Hoy alguien me escribió muy preocupado y me preguntó: “Don Vinicio, si no ayudamos lo suficiente a la campaña con recursos, ¿qué va a pasar con la campaña?”
Quiero responderle a esa persona y a todos ustedes que quizá tienen la misma inquietud, aunque no lo hayan dicho en voz alta.
La campaña va a continuar.
Con apoyo o sin apoyo. Con ingresos o sin ingresos. Con ventas o sin ventas. La campaña seguirá viva hasta el 1 de febrero, aunque yo llegue gateando, aunque me tenga que sostener con café y voluntad, aunque escriba desde el cansancio o desde cualquier rincón donde halle un poco de calma interior.

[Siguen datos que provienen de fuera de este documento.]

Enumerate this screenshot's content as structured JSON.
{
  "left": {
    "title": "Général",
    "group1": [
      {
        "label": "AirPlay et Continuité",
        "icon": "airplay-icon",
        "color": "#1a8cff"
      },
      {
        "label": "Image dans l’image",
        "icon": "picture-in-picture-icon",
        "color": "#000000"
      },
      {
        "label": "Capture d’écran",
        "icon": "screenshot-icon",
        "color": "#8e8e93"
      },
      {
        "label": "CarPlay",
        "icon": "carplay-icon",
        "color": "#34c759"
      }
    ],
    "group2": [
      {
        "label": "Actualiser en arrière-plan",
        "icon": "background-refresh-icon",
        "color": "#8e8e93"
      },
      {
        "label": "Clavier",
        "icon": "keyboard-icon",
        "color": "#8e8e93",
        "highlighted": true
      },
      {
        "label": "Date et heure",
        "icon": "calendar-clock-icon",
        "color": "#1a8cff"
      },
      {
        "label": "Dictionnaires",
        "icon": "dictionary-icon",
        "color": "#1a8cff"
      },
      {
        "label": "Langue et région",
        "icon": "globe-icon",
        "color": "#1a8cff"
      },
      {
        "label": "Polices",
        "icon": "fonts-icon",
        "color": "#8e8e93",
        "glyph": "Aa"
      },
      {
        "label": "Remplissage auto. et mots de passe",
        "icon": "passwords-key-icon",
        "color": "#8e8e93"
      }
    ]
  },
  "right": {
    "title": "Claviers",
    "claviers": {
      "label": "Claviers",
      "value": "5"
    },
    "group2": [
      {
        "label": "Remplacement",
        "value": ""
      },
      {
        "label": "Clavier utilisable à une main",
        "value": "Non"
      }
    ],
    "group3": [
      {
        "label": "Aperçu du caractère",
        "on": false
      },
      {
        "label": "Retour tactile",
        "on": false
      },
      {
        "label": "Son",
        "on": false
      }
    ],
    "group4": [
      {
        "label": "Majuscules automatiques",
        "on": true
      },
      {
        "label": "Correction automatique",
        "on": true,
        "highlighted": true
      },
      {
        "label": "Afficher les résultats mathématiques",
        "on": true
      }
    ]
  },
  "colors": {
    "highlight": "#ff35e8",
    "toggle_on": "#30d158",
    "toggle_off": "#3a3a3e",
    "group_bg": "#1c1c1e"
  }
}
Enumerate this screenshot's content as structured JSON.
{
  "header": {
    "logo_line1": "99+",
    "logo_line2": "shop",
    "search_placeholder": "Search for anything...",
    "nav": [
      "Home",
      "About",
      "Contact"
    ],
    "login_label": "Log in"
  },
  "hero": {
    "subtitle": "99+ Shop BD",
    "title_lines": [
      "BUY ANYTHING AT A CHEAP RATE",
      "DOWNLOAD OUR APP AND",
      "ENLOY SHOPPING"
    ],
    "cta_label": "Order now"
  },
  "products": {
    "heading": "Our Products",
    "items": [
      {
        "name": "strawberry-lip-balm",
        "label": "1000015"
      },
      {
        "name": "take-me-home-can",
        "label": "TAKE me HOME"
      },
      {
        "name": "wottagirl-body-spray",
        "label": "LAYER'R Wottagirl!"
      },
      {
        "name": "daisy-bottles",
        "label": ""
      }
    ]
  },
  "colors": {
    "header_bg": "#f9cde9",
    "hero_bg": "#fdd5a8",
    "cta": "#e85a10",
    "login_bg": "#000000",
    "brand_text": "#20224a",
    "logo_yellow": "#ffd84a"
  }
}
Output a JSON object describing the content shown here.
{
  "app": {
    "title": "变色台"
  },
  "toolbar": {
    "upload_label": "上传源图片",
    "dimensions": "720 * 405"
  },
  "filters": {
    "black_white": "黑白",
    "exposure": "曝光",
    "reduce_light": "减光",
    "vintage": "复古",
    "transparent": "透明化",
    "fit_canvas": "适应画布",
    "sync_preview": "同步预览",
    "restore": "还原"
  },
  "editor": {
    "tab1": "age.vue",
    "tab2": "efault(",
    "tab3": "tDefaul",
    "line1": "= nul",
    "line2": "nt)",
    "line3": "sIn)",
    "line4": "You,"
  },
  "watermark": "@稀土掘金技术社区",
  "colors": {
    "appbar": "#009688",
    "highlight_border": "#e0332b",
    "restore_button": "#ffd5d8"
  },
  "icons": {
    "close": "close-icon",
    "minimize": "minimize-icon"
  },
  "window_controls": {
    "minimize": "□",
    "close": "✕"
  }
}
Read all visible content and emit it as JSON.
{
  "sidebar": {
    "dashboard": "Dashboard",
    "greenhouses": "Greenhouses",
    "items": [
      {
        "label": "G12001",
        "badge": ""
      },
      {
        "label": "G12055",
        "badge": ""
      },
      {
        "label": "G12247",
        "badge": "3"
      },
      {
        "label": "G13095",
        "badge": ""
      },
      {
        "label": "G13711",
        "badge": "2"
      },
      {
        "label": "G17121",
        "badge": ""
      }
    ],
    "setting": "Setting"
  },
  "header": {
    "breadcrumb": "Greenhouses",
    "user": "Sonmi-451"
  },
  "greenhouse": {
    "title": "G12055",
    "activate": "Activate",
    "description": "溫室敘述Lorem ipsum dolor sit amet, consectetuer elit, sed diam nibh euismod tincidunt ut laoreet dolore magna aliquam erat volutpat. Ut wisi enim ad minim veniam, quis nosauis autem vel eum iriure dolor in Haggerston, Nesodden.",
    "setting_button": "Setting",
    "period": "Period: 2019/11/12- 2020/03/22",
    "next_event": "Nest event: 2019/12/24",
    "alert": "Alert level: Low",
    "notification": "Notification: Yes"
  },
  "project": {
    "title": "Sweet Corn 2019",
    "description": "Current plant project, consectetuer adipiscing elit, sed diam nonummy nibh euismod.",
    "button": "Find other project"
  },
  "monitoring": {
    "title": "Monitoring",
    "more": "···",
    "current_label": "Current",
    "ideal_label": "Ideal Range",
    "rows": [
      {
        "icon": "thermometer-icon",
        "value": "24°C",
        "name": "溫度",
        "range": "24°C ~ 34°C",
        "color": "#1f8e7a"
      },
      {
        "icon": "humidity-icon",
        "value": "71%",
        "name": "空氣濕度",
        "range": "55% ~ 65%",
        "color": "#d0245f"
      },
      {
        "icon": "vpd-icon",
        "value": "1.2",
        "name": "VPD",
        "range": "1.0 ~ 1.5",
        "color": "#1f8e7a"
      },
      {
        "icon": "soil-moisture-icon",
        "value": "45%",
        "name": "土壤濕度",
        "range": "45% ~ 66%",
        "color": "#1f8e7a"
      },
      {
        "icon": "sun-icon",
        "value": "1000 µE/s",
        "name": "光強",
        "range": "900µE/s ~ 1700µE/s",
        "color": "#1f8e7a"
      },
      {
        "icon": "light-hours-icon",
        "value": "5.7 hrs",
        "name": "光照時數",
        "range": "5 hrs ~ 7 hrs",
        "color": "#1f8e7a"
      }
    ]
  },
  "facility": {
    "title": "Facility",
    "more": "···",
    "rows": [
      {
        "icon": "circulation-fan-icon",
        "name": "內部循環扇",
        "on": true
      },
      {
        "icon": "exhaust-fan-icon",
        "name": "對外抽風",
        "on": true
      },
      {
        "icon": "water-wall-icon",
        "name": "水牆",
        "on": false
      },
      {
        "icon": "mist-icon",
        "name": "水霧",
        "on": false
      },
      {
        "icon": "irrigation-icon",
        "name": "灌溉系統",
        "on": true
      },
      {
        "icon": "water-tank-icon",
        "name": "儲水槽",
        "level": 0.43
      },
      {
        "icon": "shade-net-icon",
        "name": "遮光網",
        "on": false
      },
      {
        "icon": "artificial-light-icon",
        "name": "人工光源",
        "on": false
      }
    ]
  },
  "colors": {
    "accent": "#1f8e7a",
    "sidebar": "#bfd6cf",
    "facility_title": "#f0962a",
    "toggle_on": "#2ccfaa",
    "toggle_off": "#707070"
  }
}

Las donaciones, las ventas de libros y las compras de otros artículos no son decisivas para que la campaña siga. No son un requisito para que continúe. Son, más bien, un gesto de solidaridad que me permite llevar este ritmo sin deshacerme por dentro; un alivio para la carga, un apoyo para manejar el volumen de trabajo sin que me coma la vida cotidiana.
Pero la campaña no depende de ese apoyo para existir.
Depende de mi compromiso, de su lectura, de la convicción que compartimos, y de esta misión que comenzó como una chispa personal y hoy es un movimiento de miles: apaciguar el ser interior para que Costa Rica pueda respirar en paz.
Así que no se preocupen.
No se angustien por los recursos.
Yo sigo. Yo continúo. Yo termino esto.
Ustedes ayuden si quieren, si pueden, si les nace, si sienten que esta voz también es suya. Si no, igual caminamos juntos.
Esta campaña está diseñada para apaciguar el ser interior y, finalmente, para salvar a Costa Rica. Y queremos salvar a Costa Rica tanto para chavistas como para no chavistas. Aunque los chavistas no nos apoyen —y no tienen por qué hacerlo— también estamos trabajando por el país en el que ellos mismos van a vivir los próximos cuatro años. Lo hacemos por todos, incluso por quienes hoy no lo ven.
Porque esta campaña —nuestra campaña— no se detiene.